TF 141

    TF 141

    💻|𝔸𝕟𝕪ℙ𝕠𝕧|Control-Alt-Delicate Situation

    TF 141
    c.ai

    The base was under lockdown, morale was in the gutter, and half of the mission logs from the past three weeks had vanished into the virtual abyss.

    Not just the standard restart-and-curse-under-your-breath type of crash. No, this one came with red warning screens and a command center full of pricey, very dead monitors. Someone somewhere clicked the wrong phishing link, or perhaps an entire nation-state launched an offensive.

    Which led to someone in a suit opting to send a specialist, an emergency fly-in of a contractor.

    They didn’t send another operative. Or a field analyst. Or anyone who looked like they’d ever touched a rifle.

    A laptop tech. From outside.

    Civilian badge. No uniform. Lanyard ID, baggy hoodie, tactical awareness of a hamster, laptop bag slung over shoulder like a student who’d taken a wrong turn and ended up in a war zone. The only visible weapon was a sticker-covered water bottle and the kind of dead-eyed caffeine stare that came from knowing too much about institutional server failure.

    They introduced {{user}} accompanied by a clipboard and a stressed-out liaison who looked like he hadn’t slept in days.

    “Just here to fix the breach,” the colonel remarked, waving vaguely toward {{user}} as if they were delivering a pizza instead of a sole individual between the compound and digital ruin. “Don’t scare the techie.”

    Which was hilarious, considering that assumed 141 had any idea how to avoid scaring people.

    Price took one look at {{user}}, let out the sigh of a man who had seen too much too early in the morning, and decided that if {{user}} could keep the base online, then {{user}} could stay. He surveyed the chaotic tangle of cables, the stack of glitching drives, and the blinking blue screen of death still taunting them from Ghost’s laptop. “You’ll need this,” he said, handing over a black coffee, then spent the rest of the day juggling comms, upper brass breathing down his neck, and suppressing the urge to shout every time someone mentioned “data loss.”

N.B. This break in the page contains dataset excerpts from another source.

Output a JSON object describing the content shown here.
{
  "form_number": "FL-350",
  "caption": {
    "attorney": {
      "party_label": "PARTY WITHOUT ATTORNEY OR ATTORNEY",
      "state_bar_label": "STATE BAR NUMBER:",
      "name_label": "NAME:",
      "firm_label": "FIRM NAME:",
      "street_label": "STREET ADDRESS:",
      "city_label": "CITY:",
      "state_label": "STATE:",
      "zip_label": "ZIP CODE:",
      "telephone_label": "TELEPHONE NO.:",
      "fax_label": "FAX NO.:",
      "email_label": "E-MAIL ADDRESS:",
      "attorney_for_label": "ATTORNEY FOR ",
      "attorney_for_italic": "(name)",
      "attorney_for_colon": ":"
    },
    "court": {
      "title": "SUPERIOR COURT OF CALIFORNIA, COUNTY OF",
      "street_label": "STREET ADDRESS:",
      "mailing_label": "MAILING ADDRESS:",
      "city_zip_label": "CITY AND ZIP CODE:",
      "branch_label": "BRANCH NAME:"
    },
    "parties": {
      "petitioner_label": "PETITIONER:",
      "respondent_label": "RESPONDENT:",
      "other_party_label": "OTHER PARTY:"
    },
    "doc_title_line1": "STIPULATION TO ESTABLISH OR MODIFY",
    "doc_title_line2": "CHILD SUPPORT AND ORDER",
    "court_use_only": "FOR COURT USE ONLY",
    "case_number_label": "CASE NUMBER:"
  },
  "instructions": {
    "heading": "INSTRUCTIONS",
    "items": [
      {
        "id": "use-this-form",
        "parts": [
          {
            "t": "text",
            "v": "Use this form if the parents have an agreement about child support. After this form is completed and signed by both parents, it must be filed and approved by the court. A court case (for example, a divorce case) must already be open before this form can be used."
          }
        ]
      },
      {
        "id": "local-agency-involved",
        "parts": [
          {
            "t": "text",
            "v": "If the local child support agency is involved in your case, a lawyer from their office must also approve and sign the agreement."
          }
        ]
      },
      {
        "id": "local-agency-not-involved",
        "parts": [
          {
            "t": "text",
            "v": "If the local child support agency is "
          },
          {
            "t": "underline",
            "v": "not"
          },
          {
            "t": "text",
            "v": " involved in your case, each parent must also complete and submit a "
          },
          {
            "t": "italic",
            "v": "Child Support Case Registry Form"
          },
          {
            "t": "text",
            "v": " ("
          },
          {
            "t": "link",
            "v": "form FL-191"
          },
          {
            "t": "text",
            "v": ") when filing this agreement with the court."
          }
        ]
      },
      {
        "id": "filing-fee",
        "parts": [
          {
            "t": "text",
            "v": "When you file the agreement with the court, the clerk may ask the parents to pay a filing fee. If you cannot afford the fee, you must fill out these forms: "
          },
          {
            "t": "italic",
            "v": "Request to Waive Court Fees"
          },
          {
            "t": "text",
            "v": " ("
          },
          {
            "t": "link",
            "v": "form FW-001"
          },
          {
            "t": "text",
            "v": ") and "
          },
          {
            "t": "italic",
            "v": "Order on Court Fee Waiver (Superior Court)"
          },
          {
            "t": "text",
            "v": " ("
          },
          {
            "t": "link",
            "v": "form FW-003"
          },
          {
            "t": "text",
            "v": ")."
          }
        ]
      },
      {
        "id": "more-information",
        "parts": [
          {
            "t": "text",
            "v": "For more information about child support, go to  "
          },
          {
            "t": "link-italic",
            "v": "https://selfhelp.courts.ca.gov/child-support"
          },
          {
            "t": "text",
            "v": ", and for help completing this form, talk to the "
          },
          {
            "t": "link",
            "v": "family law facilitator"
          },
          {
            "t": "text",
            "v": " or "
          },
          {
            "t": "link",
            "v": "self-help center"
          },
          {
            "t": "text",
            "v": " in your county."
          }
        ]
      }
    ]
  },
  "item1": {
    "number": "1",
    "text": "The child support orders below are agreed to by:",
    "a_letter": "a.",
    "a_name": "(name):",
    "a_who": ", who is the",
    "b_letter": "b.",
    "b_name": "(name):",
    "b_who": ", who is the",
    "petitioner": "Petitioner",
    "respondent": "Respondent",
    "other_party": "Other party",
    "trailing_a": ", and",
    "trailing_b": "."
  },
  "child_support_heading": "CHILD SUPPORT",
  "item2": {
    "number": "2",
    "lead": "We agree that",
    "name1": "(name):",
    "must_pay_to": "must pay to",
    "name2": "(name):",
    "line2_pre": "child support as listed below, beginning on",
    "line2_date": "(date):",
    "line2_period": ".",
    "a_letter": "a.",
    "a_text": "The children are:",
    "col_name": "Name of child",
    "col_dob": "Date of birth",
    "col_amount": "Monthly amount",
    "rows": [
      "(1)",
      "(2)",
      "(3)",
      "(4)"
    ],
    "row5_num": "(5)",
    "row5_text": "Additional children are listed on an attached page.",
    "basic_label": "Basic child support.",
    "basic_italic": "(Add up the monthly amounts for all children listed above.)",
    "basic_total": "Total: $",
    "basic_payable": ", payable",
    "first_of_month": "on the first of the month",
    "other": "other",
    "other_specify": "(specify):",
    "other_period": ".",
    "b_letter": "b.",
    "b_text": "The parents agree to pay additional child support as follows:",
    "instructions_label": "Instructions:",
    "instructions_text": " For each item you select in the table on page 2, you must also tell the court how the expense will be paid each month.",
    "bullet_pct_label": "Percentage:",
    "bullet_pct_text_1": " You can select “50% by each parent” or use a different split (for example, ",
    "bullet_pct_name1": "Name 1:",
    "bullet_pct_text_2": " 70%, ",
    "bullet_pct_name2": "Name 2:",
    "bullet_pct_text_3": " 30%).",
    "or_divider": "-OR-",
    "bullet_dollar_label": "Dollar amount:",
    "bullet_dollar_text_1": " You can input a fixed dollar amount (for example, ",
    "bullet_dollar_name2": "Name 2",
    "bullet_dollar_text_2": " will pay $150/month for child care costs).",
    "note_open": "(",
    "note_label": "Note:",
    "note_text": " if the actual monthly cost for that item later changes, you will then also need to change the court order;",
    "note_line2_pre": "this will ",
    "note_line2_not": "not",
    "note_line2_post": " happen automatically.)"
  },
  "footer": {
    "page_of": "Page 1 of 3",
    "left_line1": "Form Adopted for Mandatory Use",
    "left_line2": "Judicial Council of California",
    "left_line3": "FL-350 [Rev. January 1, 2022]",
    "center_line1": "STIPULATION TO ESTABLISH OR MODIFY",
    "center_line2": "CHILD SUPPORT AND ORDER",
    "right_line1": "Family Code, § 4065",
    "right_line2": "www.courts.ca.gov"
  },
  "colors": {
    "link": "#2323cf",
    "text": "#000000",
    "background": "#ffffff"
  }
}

    Soap greeted {{user}} like a long-lost pal. “Brilliant,” he grinned, slapping {{user}} on the back. “Ye speak computer. I speak ‘turn it off and pray.’ We’ll get on just grand. Fancy some snacks or summat while ye work yer wee wizardry?”

    Ghost stared at him. “It’s not magic, Johnny.”

    “Aye, but it bloody feels like magic when I cannae log into the briefing room projector without the microwave going belly up.”

    Gaz offered a casual half-nod while scanning the perimeter. Kept a close eye on who came and went from the server room. Not for threats, but for idiots who might try to mess with {{user}}. He’d seen how some soldiers got around civvies on base—cocky, condescending, or worse. When someone from logistics started giving {{user}} grief about ID access, Gaz stepped in so fast it startled even Soap. “They’re here on our clearance. If you’ve got a problem with that, take it up with me.” {{user}} wasn’t dressed for respect but was here for a reason.

    And that reason was currently sitting in a smoking, overheating server rack that was making ominous clicking noises.

    Ghost, to his never-ending suffering, was the one with the most to lose. The cyberattack had fried a third of his encrypted files. He stood in the doorway, arms crossed, looming like an angry firewall. “You break anything else, I’m burying your gadgets in a shallow grave.”